6. Movies – The cinema at COEX has midnight shows which add to your nightlife options. I’m sure it’s not the only one but it was the closest one to me and they often show Hollywood movies too. I loved Korea and Korean movies but every once and a while I wanted something easy to watch.

7. Oh, I’m missing one of the most obvious nightlife choices – bars! Of course, there are bars everywhere so you are sure to find a favourite or two. But if you are meeting your friends at a bar, be careful about giving directions. There are some chains – like Wa Bar – which seem to have a location everywhere and sometimes two in one neighbourhood. Also some others have more than one location – like the two Tin Pans in Hongdae (Tin Pan 1 and Tin Pan 2 which I confused for my entire two years in Seoul) or the six Ho Bars (also in Hongdae but never confused me).

8. Bangs – There are also DVD Bangs – private rooms you can rent to watch a rented DVD and perhaps make out; and PC Bangs – internet cafes which are mostly popular among those who like gaming and the occasional foreigner without a computer. I never spent a lot of time in either but they are an option.

9. Cafes – Yep, also a late night option and one that was never good on my diet as we always seemed to end up eating delicious cake. Usually split between 3 or 4 but still. Apgujeong was one of my favourite places for late night cafes.

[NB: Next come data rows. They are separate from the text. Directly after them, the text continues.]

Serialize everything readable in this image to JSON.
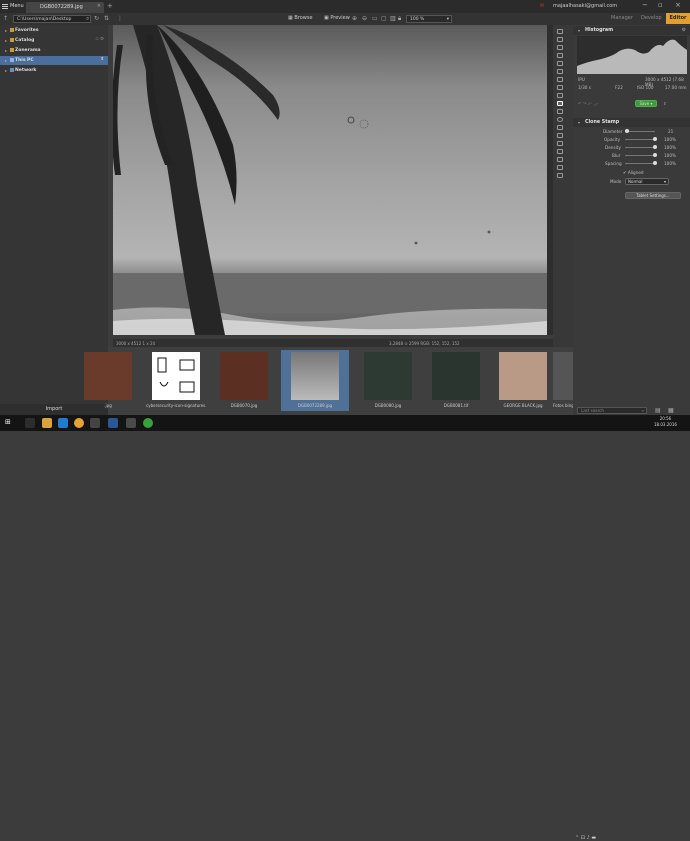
{
  "titlebar": {
    "menu_label": "Menu",
    "tab_title": "DGB0072289.jpg",
    "plus": "+",
    "email": "majaalhasaki@gmail.com",
    "win_min": "−",
    "win_max": "▫",
    "win_close": "×"
  },
  "toolbar": {
    "path": "C:\\Users\\majan\\Desktop",
    "browse_label": "Browse",
    "preview_label": "Preview",
    "zoom_value": "100 %",
    "manager_label": "Manager",
    "develop_label": "Develop",
    "editor_label": "Editor"
  },
  "sidebar": {
    "items": [
      {
        "label": "Favorites"
      },
      {
        "label": "Catalog"
      },
      {
        "label": "Zonerama"
      },
      {
        "label": "This PC"
      },
      {
        "label": "Network"
      }
    ],
    "import_label": "Import"
  },
  "image_status": {
    "left": "3000 x 4512 1 x 24",
    "right": "3,2848 ⊙ 2599   RGB: 152, 152, 152"
  },
  "filmstrip": {
    "items": [
      {
        "label": ".jpg"
      },
      {
        "label": "cybersecurity-icon-signatures.png"
      },
      {
        "label": "DGB0070.jpg"
      },
      {
        "label": "DGB0072289.jpg"
      },
      {
        "label": "DGB0080.jpg"
      },
      {
        "label": "DGB0081.tif"
      },
      {
        "label": "GEORGE BLACK.jpg"
      },
      {
        "label": "Fotos bing"
      }
    ]
  },
  "histogram": {
    "title": "Histogram",
    "info_row1_left": "IPU",
    "info_row1_right": "3000 x 4512 (7.68 MB)",
    "info_row2": [
      "1/30 s",
      "F22",
      "ISO 100",
      "17.00 mm"
    ],
    "save_label": "Save"
  },
  "clone_stamp": {
    "title": "Clone Stamp",
    "diameter_label": "Diameter",
    "diameter_value": "21",
    "diameter_level": 0.07,
    "opacity_label": "Opacity",
    "opacity_value": "100%",
    "opacity_level": 1.0,
    "density_label": "Density",
    "density_value": "100%",
    "density_level": 1.0,
    "blur_label": "Blur",
    "blur_value": "100%",
    "blur_level": 1.0,
    "spacing_label": "Spacing",
    "spacing_value": "100%",
    "spacing_level": 1.0,
    "aligned_label": "Aligned",
    "mode_label": "Mode",
    "mode_value": "Normal",
    "tablet_settings_label": "Tablet Settings..."
  },
  "search": {
    "placeholder": "Last search"
  },
  "clock": {
    "time": "20:56",
    "date": "18.03.2016"
  },
  "colors": {
    "accent": "#e3a02d",
    "selection": "#4a6f9c",
    "save_green": "#3f9a3a"
  }
}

The downside of all the late night fun is that like most cities, the Seoul subway doesn’t run much past 12:30 or 1:00 am. Thankfully, cab rides are much cheaper in Korea than in Canada but make sure you know how to give directions in Korean or carry an address card with a map as street addresses in Korea aren’t straightforward. Or keep having fun until the subway re-opens about 5:30 am (my preference).  Whatever you decide, there are plenty of options (I only highlighted a few) so go forth and explore!

Did I miss something? Leave a comment and let me know!

Cindy Zimmer

Live life to the fullest everyday - this is a the philosophy I try to live by and it's taken me on many adventures. I write about Korean culture from a non-Korean perspective as the editor/founder of ATK Magazine and I'm the Chair of the Board of Directors of the Toronto Korean Film Festival (TKFF). Previously, I ran a Korean-English language exchange group (in Toronto) for 3 years to stay connected to my three years living in Korea as an English teacher. I love music, film, food and sports and write about 3 of the 4.

4 thoughts on “Seoul Nightlife – What are Your Options?

  • November 8, 2012 at 11:49 pm

    Good accomodations? Budget and characterised hostels like Pencil(which is full of pop-art images) in Hongdae(many clubs, bars, and shoping area).

    • November 12, 2012 at 3:56 pm

      Hongdae is my fav place for nightlife in Seoul 🙂 so good to know of a place to stay. Thanks!

  • January 14, 2014 at 2:18 pm

    Hi, I am really interested in going to Korea and clubbing is definitely one of the things on my to-do list. This post has really helped me Do you know anything about VIP sections in clubs, i.e. how to book when you don’t know Korean and the cost?

    • January 16, 2014 at 8:59 pm

      Hi, glad you found my article useful. Unfortunately, I didn’t spend a lot of time in the VIP sections and when I did, a Korean friend always booked it for us. Although some of the clubs will have websites which you may be able to book through. In general, I found the costs of clubbing in Seoul similar to Toronto. Smaller clubs = cheaper, bigger/more trendy clubs = more expensive.